La novità formale, in particolare, crea una differenza percettiva sia rispetto ai cosiddetti competitors, cioè i prodotti simili che si fanno diretta concorrenza, sia rispetto a prodotti che il consumatore può aver acquistato in passato. La scelta di uno shampoo per capelli fragilizzati può dunque avvenire dopo aver provato, magari senza grandi risultati, shampoo per capelli danneggiati (così per esempio sulle etichette di altri shampoo delle linee dedicate di Elvive, Sunsilk, Pantene, Gliss), stressati (“capelli stressati, inclini alle doppie punte”, Gliss linea Supremo Oil Elixir; “capelli stressati dall’estate”, Gliss linea Summer Repair) o sfibrati (Arkalia, Restivoil).

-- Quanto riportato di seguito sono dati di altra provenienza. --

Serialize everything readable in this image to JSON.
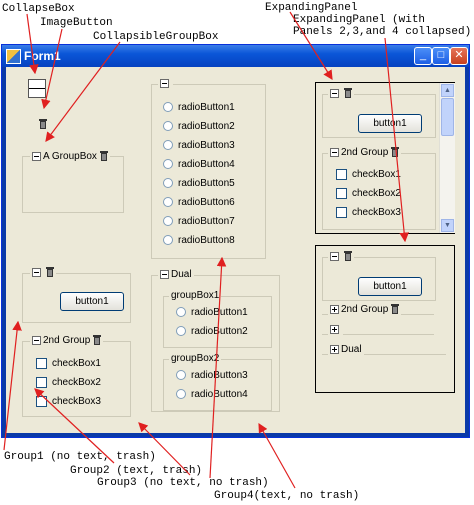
{
  "annotations": {
    "collapse_box": "CollapseBox",
    "image_button": "ImageButton",
    "collapsible_group_box": "CollapsibleGroupBox",
    "expanding_panel": "ExpandingPanel",
    "expanding_panel_collapsed_line1": "ExpandingPanel (with",
    "expanding_panel_collapsed_line2": "Panels 2,3,and 4 collapsed)",
    "group1": "Group1 (no text, trash)",
    "group2": "Group2 (text, trash)",
    "group3": "Group3 (no text, no trash)",
    "group4": "Group4(text, no trash)"
  },
  "window": {
    "title": "Form1",
    "minimize": "_",
    "maximize": "□",
    "close": "✕"
  },
  "a_groupbox": {
    "title": "A GroupBox"
  },
  "radio_group": {
    "items": [
      "radioButton1",
      "radioButton2",
      "radioButton3",
      "radioButton4",
      "radioButton5",
      "radioButton6",
      "radioButton7",
      "radioButton8"
    ]
  },
  "group1": {
    "button": "button1"
  },
  "group2": {
    "title": "2nd Group",
    "checks": [
      "checkBox1",
      "checkBox2",
      "checkBox3"
    ]
  },
  "dual": {
    "title": "Dual",
    "box1": {
      "title": "groupBox1",
      "radios": [
        "radioButton1",
        "radioButton2"
      ]
    },
    "box2": {
      "title": "groupBox2",
      "radios": [
        "radioButton3",
        "radioButton4"
      ]
    }
  },
  "expanding_panel": {
    "button": "button1",
    "group2_title": "2nd Group",
    "checks": [
      "checkBox1",
      "checkBox2",
      "checkBox3"
    ]
  },
  "expanding_panel_collapsed": {
    "button": "button1",
    "group2_title": "2nd Group",
    "group4_title": "Dual"
  },
  "icons": {
    "minus": "minus-icon",
    "plus": "plus-icon",
    "trash": "trash-icon",
    "app": "form-icon"
  }
}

Considerato l’elevato internazionalismo che contraddistingue gli ambiti commerciali e pubblicitari, alla diffusione di fragilizzato potrà aver concorso anche l’influsso di modelli stranieri. Difficile stabilire con certezza se l’input provenga dall’inglese o dal francese, anche se può ipotizzarsi una più probabile derivazione francese. Oltre a considerazioni extralinguistiche, legate alla tradizionale supremazia della Francia nella cosmetica, supremazia peraltro sempre più intaccata dall’eccellenza laboratoriale anglo-americana, farebbero propendere per un influsso francese ragioni più propriamente storico-linguistiche. Infatti, mentre to fragilize e la forma participiale fragilized apparirebbero di più recente corso, tanto da non essere ancora accolti nell’Oxford English Dictionary OED, in francese si registrano non solo fragiliser (cfr. TLFi, con prima attestazione al 1956 ed esempi di ambito medico-patologico), ma anche l’aggettivo fragilisant e il sostantivo fragilisation (attestati da TLFI rispettivamente al 1967 e al 1965, sempre in ambito medico).

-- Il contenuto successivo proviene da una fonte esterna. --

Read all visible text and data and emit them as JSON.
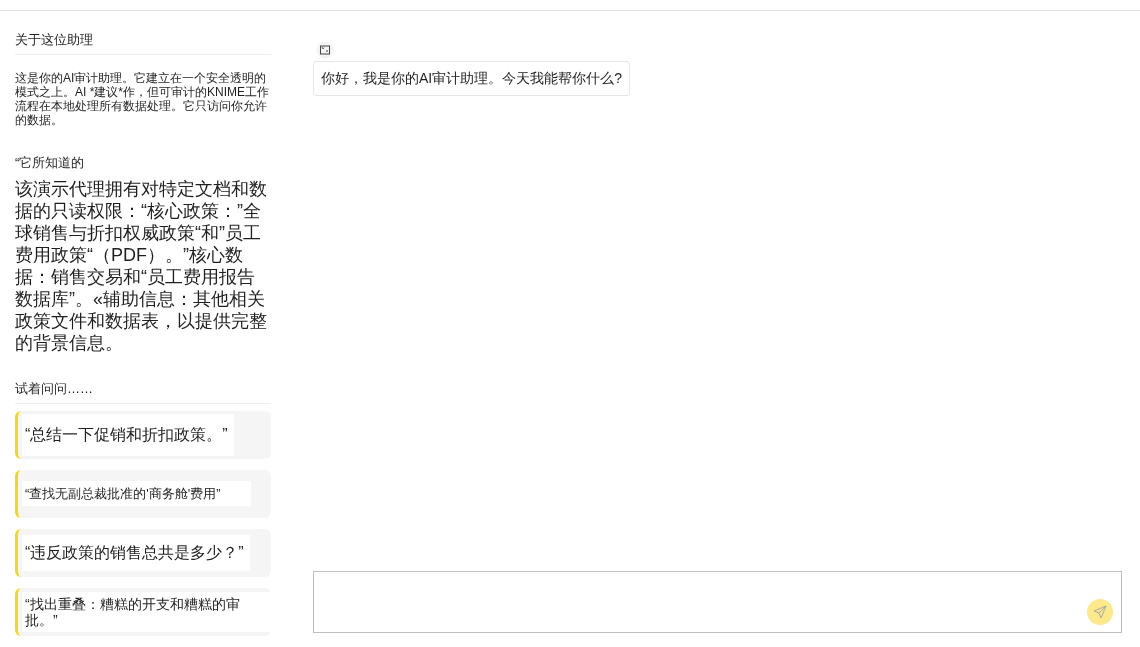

Una riprova di un più probabile influsso francese si ricaverebbe dal confronto fra quanto si legge sulle confezioni di alcune linee di prodotti per capelli commercializzate da L’Oréal sui mercati italiano, francese e inglese. Se per la linea Elvive Full Resist la versione italiana si allinea a quella inglese (lo shampoo è indicato, rispettivamente, per “capelli fragili, tendenti a caduta” e per “fragile hair, tendency to break and fall”), mentre quella francese opta per “cheveux fragilisés, tendance à tomber”, per altre linee l’italiano segue il francese fragilisé impiegando fragilizzato. Questo accade per Elvive Olio Straordinario Low Shampoo, indicato per “capelli secchi, fragilizzati”, che ricalca, della stessa linea, il francese “cheveux secs | fragilisés” (di contro all’inglese “dry, fragile hair”) e per Color Elvive Low Shampoo per “capelli colorati, fragilizzati”, più aderente alla dizione francese “cheveux colorés | fragilisés”, mentre l’inglese presenta “dry, coloured hair”.
Conclusioni
In definitiva non paiono esserci dubbi sull’accettabilità di fragilizzato, così come di fragilizzare, fragilizzante e fragilizzazione. Si tratta di voci ben formate e semanticamente trasparenti che si inseriscono in una classe, quella dei deaggettivali in -izzare, in espansione nell’italiano contemporaneo. L’unico difetto, se tale può considerarsi, risiede nella loro possibile cacofonia, che però non appare intrinseca, bensì collegata alla loro circolazione ancora limitata, seppur in espansione d’uso. D’altro canto può infatti prevedersi che, anche e proprio grazie all’impiego in ambito cosmetico, amplificato dalla pubblicità e dal commercio, le voci possano presto conoscere una diffusione a più ampio raggio.